When will the world rejoice? Why will the world rejoice? Not because Jesus is gone. Jesus is never really absent. He fills all things, especially in His post-resurrection, post-ascended mode. But in their perception, He’s gone, because they cannot see Him.

Yet, this is never explicitly stated. What is stated as that the disciples will not see Jesus, and they will weep and lament, and the world will rejoice. It’s almost as if the world rejoices at the disciples’ sorrow, a sort of schadenfreude.

But as we’ve been meditating all this week, there’s ambiguity as to when exactly the disciples do not “see” Jesus any longer. Jesus promised to be with His apostles and the apostolic ministry, and therefore the Church, to the end of the ages. We also learned that we “see” Jesus by faith, a faith palpably filled with His sacramental presence. (In a few weeks we’ll discuss Jesus’ presence in our neighbor.)

So, we proposed that perhaps the “little while” during which the disciples lament is not really a chronological duration, but a faith qualifier. Small faith diminishes the vision of Jesus. And what does this mean? In the context of the last two week’s Gospel, it means that the Christian can rejoice, even in the midst of tribulation, and give the thanks we give at the Eucharist, because he so firmly and confidently knows that his Lord reigns over heaven and earth, and has all authority, and is working all things for the good of the Church.

The world rejoices when Christ’s church loses “sight” of this, when the Church frets and worries about its place in the world, when it weeps and laments about the loss of membership, or political power, or the loss of Christian “rights.” Evidently there is a term out there, “Christian privilege,” meant to sweep Christians into the greater “privilege” ideology. This is the perfect set up for the unbeliever to “rejoice” in our demise. After all, so their thinking goes, we’ve had all sorts of perks and privileges for so many years. It’s about time we had our comeuppance.

Let the Church not weep and lament as if (a) Christ is not here (He is), or (b) He is not ultimately in control of everything (He is). This gives up our central mission here on earth. What is that?

It’s communion. Eucharist. Think about it. Holy Communion is our sacrifice of thanksgiving. Holy Communion is a testament that earthly elements have been redeemed, and that we take part in that. Holy Communion bring earth and heaven together as one, testifying to the truth that God’s will is being done on earth as it is in heaven. Holy Communion testifies to Christ’s death, which erases the curse. Most significantly for our point here, Holy Communion is our sacrifice of thanksgiving, our living out St. Paul’s invitation to “give thanks at all times for everything.”
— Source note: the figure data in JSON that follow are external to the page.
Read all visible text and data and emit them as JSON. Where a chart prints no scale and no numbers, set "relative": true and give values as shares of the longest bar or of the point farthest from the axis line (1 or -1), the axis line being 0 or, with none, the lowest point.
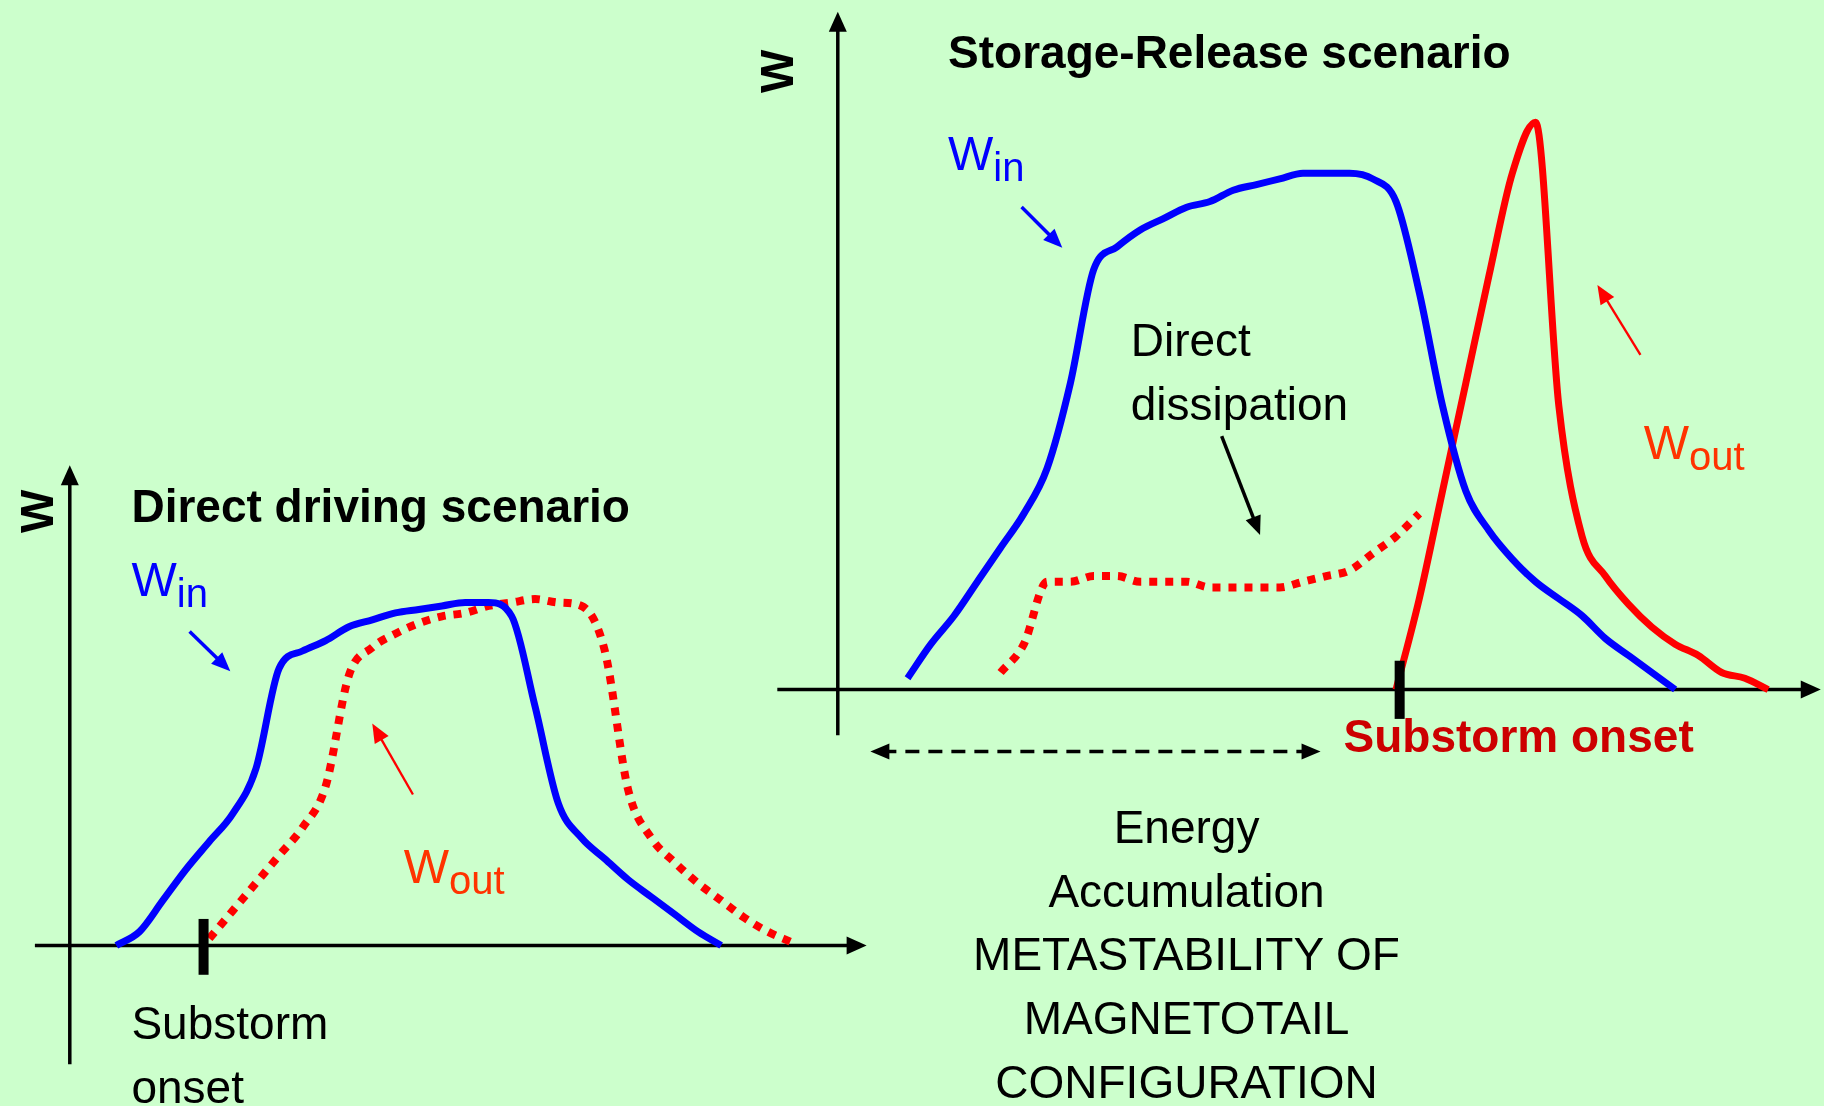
{
  "chart_data": [
    {
      "type": "line",
      "title": "Direct driving scenario",
      "ylabel": "W",
      "relative": true,
      "categories": [
        null,
        null,
        null,
        null,
        null,
        null,
        null,
        null,
        null,
        null,
        null,
        null,
        null,
        null,
        null,
        null,
        null,
        null,
        null,
        null,
        null,
        null,
        null,
        null,
        null,
        null,
        null,
        null,
        null,
        null,
        null,
        null,
        null
      ],
      "series": [
        {
          "name": "W$_{in}$",
          "color": "#0000ff",
          "line_style": "solid",
          "values": [
            null,
            null,
            0,
            0.04,
            0.13,
            0.22,
            0.3,
            0.38,
            0.51,
            0.8,
            0.85,
            0.88,
            0.92,
            0.94,
            0.96,
            0.97,
            0.98,
            0.99,
            0.99,
            0.95,
            0.69,
            0.41,
            0.31,
            0.25,
            0.19,
            0.14,
            0.09,
            0.04,
            0,
            null,
            null,
            null,
            null
          ]
        },
        {
          "name": "W$_{out}$",
          "color": "#ff0000",
          "line_style": "dotted",
          "values": [
            null,
            null,
            null,
            null,
            null,
            null,
            0.02,
            0.1,
            0.18,
            0.26,
            0.34,
            0.46,
            0.78,
            0.86,
            0.9,
            0.93,
            0.95,
            0.96,
            0.98,
            0.99,
            1,
            0.99,
            0.98,
            0.85,
            0.45,
            0.31,
            0.24,
            0.18,
            0.13,
            0.08,
            0.04,
            0.01,
            null
          ]
        }
      ],
      "annotations": [
        "Substorm onset"
      ]
    },
    {
      "type": "line",
      "title": "Storage-Release scenario",
      "ylabel": "W",
      "relative": true,
      "categories": [
        null,
        null,
        null,
        null,
        null,
        null,
        null,
        null,
        null,
        null,
        null,
        null,
        null,
        null,
        null,
        null,
        null,
        null,
        null,
        null,
        null,
        null,
        null,
        null,
        null,
        null,
        null,
        null,
        null,
        null,
        null,
        null,
        null,
        null,
        null,
        null,
        null,
        null,
        null,
        null,
        null,
        null
      ],
      "series": [
        {
          "name": "W$_{in}$",
          "color": "#0000ff",
          "line_style": "solid",
          "values": [
            null,
            null,
            null,
            0.02,
            0.08,
            0.13,
            0.19,
            0.25,
            0.31,
            0.39,
            0.54,
            0.74,
            0.78,
            0.81,
            0.83,
            0.85,
            0.86,
            0.88,
            0.89,
            0.9,
            0.91,
            0.91,
            0.91,
            0.9,
            0.86,
            0.7,
            0.5,
            0.35,
            0.28,
            0.23,
            0.19,
            0.16,
            0.13,
            0.09,
            0.06,
            0.03,
            0,
            null,
            null,
            null,
            null,
            null
          ]
        },
        {
          "color": "#ff0000",
          "line_style": "dotted",
          "values": [
            null,
            null,
            null,
            null,
            null,
            null,
            null,
            0.03,
            0.08,
            0.19,
            0.19,
            0.2,
            0.2,
            0.19,
            0.19,
            0.19,
            0.18,
            0.18,
            0.18,
            0.18,
            0.19,
            0.2,
            0.21,
            0.24,
            0.27,
            0.31,
            null,
            null,
            null,
            null,
            null,
            null,
            null,
            null,
            null,
            null,
            null,
            null,
            null,
            null,
            null,
            null
          ]
        },
        {
          "name": "W$_{out}$",
          "color": "#ff0000",
          "line_style": "solid",
          "values": [
            null,
            null,
            null,
            null,
            null,
            null,
            null,
            null,
            null,
            null,
            null,
            null,
            null,
            null,
            null,
            null,
            null,
            null,
            null,
            null,
            null,
            null,
            null,
            null,
            0,
            0.16,
            0.35,
            0.54,
            0.73,
            0.91,
            1,
            0.5,
            0.27,
            0.2,
            0.15,
            0.11,
            0.08,
            0.06,
            0.03,
            0.02,
            0,
            null
          ]
        }
      ],
      "annotations": [
        "Direct dissipation",
        "Substorm onset",
        "Energy Accumulation",
        "METASTABILITY OF MAGNETOTAIL CONFIGURATION"
      ]
    }
  ]
}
“Oh give thanks unto the Lord, for He is good, and His mercy endures forever.” That prayer appropriately fits with Holy Communion. We give the sacrifice of thanksgiving because God is good.
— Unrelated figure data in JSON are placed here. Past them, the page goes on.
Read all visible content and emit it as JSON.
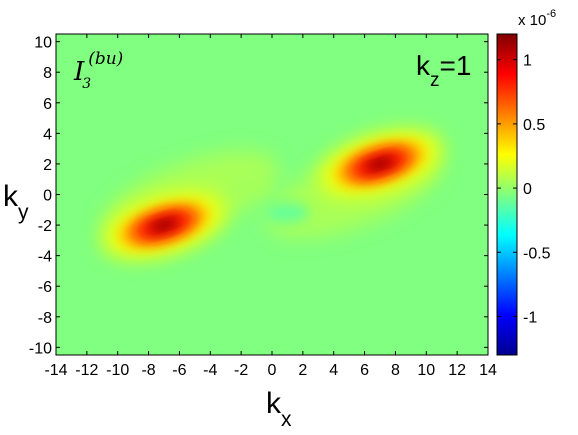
{
  "chart_data": {
    "type": "heatmap",
    "xlabel": "k",
    "xlabel_sub": "x",
    "ylabel": "k",
    "ylabel_sub": "y",
    "xlim": [
      -14,
      14
    ],
    "ylim": [
      -10.5,
      10.5
    ],
    "xticks": [
      -14,
      -12,
      -10,
      -8,
      -6,
      -4,
      -2,
      0,
      2,
      4,
      6,
      8,
      10,
      12,
      14
    ],
    "yticks": [
      -10,
      -8,
      -6,
      -4,
      -2,
      0,
      2,
      4,
      6,
      8,
      10
    ],
    "grid": false,
    "annotation_left": {
      "base": "I",
      "sub": "3",
      "sup": "(bu)"
    },
    "annotation_right": {
      "base": "k",
      "sub": "z",
      "rest": "=1"
    },
    "colorbar": {
      "range": [
        -1.3e-06,
        1.2e-06
      ],
      "ticks": [
        -1,
        -0.5,
        0,
        0.5,
        1
      ],
      "multiplier_base": "x 10",
      "multiplier_exp": "-6",
      "colormap": "jet"
    },
    "peaks": [
      {
        "kx": 7,
        "ky": 2,
        "value": 1.15e-06
      },
      {
        "kx": -7,
        "ky": -2,
        "value": 1.15e-06
      }
    ],
    "minor_features": [
      {
        "kx": 1,
        "ky": -1.2,
        "value": -5e-08
      },
      {
        "kx": -1.5,
        "ky": 0.6,
        "value": 5e-08
      }
    ]
  }
}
Well, our public testimony of “giving thanks” is our statement to the world that, no matter what may be happening, we confidently, joyfully, and persistently confess that our Lord is a good God, and He has all things under His feet through His Son, Jesus Christ. The world may think Christ is gone, that they can’t see Him. But here, look at these Christians, confessing Christ’s presence, and rejoicing in His victory.

And more than that, but look how this Eucharistic sacrifice endures! It’s been going on weekly for two thousand years. It’s seen empires come and go. The meeting of Christians for this purpose – along with hearing and learning God’s Word (but that’s still something you can do on your own time; the main reason why a church needs to gather is for the Eucharist) – has been a threat to empire after empire, and somehow, the Eucharist endures, while the empires lay in ashes.
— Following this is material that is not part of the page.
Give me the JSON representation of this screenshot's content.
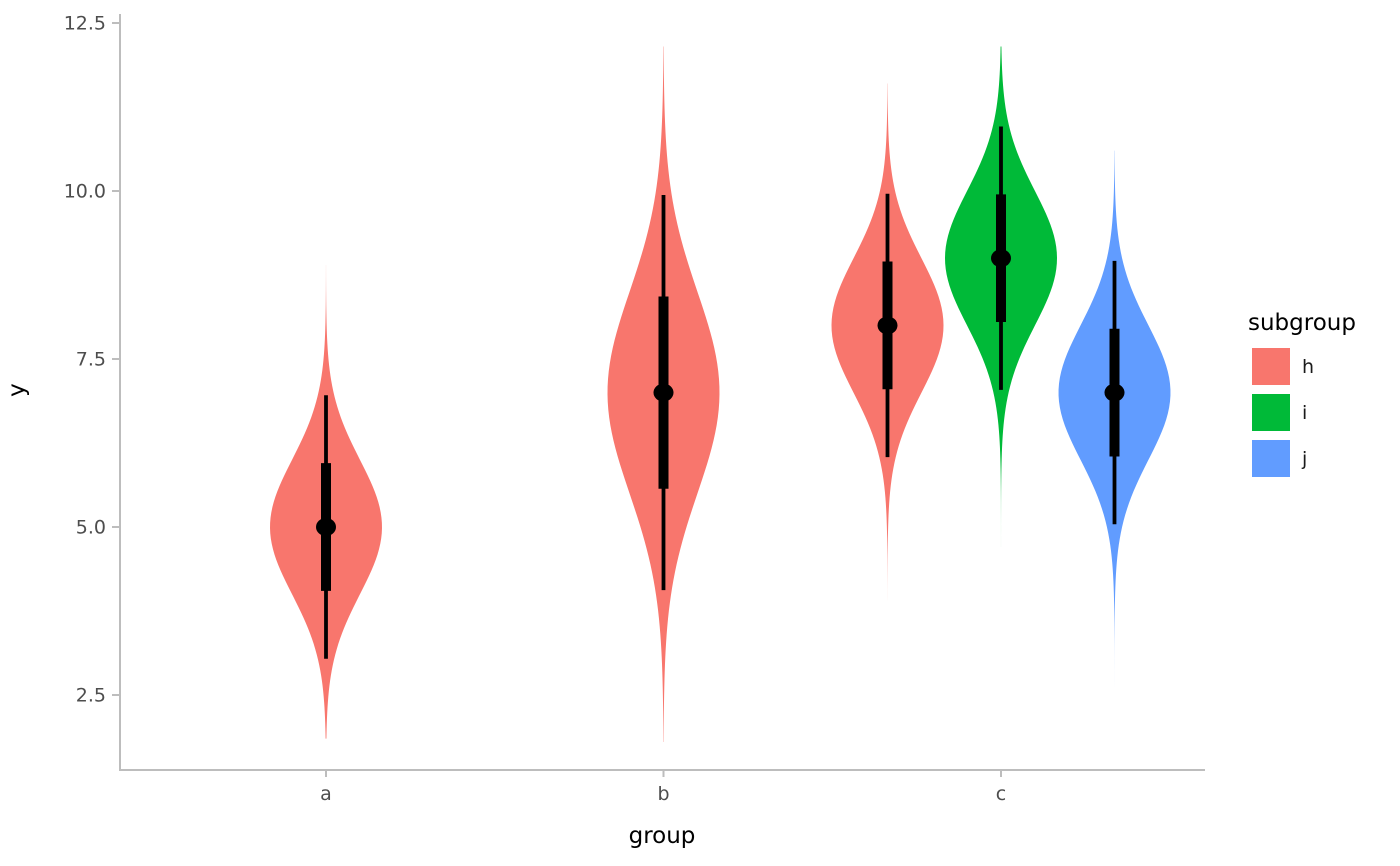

What sort of power is that? It’s the power of the Lord who reigns over all things, whose throne is in the praises of His people gathered together.

The world rejoices when God’s people lose sight of their Lord. The Eucharist, and all that it means for us theologically, is the antidote to that. Where the Eucharist is faithfully going on, when Christ’s disciples see Him, rejoice, and give thanks (as they do in receiving the Eucharist), there is no rejoicing in the world, but only fear.